Fenerbahçe'nin Avrupa Şampiyonu olmasının yankıları, spor sayfalarından çok daha ötede, köşe yazılarında rengârenk devam ediyor..
Oray Eğin mesela..
Başarıda en büyük payı olan Ekbe Udoh'u anlatmış.
Türkiye'ye, Türkçeye, Atatürk'e, Anıtkabir'e merakını.
Gençleri kitap okumaya teşvik eden kitap kulübünü..
Katılmadığım bir cümlesi var.. "Ten renginiz farklıysa, her yerde olduğunuz gibi Türkiye'de de ayakta kalmanız iki misli zorlaşıyor.." Ne zaman, nerde gördün bu ülkede insanların renkleri farklı diye ayrımcılık yaşadıklarını Oray?.

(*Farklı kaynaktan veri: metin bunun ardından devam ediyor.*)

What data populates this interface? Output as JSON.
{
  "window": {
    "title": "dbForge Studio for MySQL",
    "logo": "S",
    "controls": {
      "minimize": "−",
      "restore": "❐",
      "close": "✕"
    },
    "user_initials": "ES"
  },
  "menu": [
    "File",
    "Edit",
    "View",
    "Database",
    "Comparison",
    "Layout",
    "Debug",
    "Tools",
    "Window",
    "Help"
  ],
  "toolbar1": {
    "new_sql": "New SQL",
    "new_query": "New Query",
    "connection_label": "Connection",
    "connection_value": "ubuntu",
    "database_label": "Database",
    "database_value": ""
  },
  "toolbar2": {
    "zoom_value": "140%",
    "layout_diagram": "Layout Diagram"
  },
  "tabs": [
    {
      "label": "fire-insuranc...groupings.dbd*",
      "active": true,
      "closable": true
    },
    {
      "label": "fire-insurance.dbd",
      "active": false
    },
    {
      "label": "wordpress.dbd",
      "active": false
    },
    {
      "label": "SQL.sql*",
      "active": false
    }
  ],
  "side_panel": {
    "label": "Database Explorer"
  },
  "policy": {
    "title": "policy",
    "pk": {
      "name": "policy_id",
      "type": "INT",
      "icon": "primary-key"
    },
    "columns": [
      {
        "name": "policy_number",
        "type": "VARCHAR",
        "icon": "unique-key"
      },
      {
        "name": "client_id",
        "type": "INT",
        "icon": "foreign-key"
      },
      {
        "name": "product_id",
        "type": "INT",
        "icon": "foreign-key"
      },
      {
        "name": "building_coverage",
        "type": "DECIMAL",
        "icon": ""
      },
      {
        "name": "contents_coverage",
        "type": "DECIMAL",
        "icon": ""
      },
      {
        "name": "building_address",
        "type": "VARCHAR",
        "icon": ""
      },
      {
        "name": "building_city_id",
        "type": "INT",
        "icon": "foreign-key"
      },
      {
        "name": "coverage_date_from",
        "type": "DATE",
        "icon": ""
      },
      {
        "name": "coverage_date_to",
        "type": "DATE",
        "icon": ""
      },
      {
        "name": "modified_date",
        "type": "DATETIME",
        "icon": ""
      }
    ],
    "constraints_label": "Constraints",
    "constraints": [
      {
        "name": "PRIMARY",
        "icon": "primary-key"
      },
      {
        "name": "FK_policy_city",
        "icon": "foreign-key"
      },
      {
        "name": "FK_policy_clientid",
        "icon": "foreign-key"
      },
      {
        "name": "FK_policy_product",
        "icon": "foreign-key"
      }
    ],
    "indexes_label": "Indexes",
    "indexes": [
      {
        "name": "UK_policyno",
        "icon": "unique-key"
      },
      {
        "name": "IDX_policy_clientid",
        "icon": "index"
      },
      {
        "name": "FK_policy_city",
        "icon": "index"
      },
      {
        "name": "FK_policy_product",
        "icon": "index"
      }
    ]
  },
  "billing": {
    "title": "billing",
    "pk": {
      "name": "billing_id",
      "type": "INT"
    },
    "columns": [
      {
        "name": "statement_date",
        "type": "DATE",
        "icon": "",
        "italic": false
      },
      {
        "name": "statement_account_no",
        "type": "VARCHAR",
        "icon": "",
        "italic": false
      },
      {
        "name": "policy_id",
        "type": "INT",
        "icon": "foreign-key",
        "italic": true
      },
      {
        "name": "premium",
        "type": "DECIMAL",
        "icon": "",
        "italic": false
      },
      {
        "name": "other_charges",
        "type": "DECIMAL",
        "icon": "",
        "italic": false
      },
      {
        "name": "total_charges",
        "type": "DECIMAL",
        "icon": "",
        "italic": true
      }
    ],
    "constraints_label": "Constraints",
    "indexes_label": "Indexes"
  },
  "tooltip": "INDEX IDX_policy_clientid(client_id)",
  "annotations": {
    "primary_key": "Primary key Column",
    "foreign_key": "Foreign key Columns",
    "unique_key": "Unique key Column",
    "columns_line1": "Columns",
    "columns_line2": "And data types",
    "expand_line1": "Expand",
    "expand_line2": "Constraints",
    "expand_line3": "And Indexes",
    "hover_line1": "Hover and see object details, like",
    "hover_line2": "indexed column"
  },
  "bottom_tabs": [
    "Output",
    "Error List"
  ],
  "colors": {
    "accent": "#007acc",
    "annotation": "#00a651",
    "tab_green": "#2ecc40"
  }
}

Bazıları "O gece o salonda her şey vardı ama bir tek Türk Bayrağı göremedim" derken Yılmaz Özdil "Umudu kesilenler bu fotoğrafa iyi baksın" diye, madalya podyumuna elindeki Türk bayrağı ile çıkan Dixon'un resmini basıp, hayat hikâyesini yazdı. Aile mesleği uyuşturucu torbacılığı yaparken (Annesi bağımlıydı ve ömrünün yarısını içerde geçirmişti.
Ağbisi sokakta sırtından vurulmuştu) yakalanıp önce hapse, sonra ıslahevine kapatılan Bobby (Muhammed Ali) Dixon'un film olacak yaşamını anlattı.
Bu yazıyı tüm spor müdürleri okumalı ve kendilerine sormalı..
"Biz bu adamın nasıl farkına varmadık ve yazmadık?."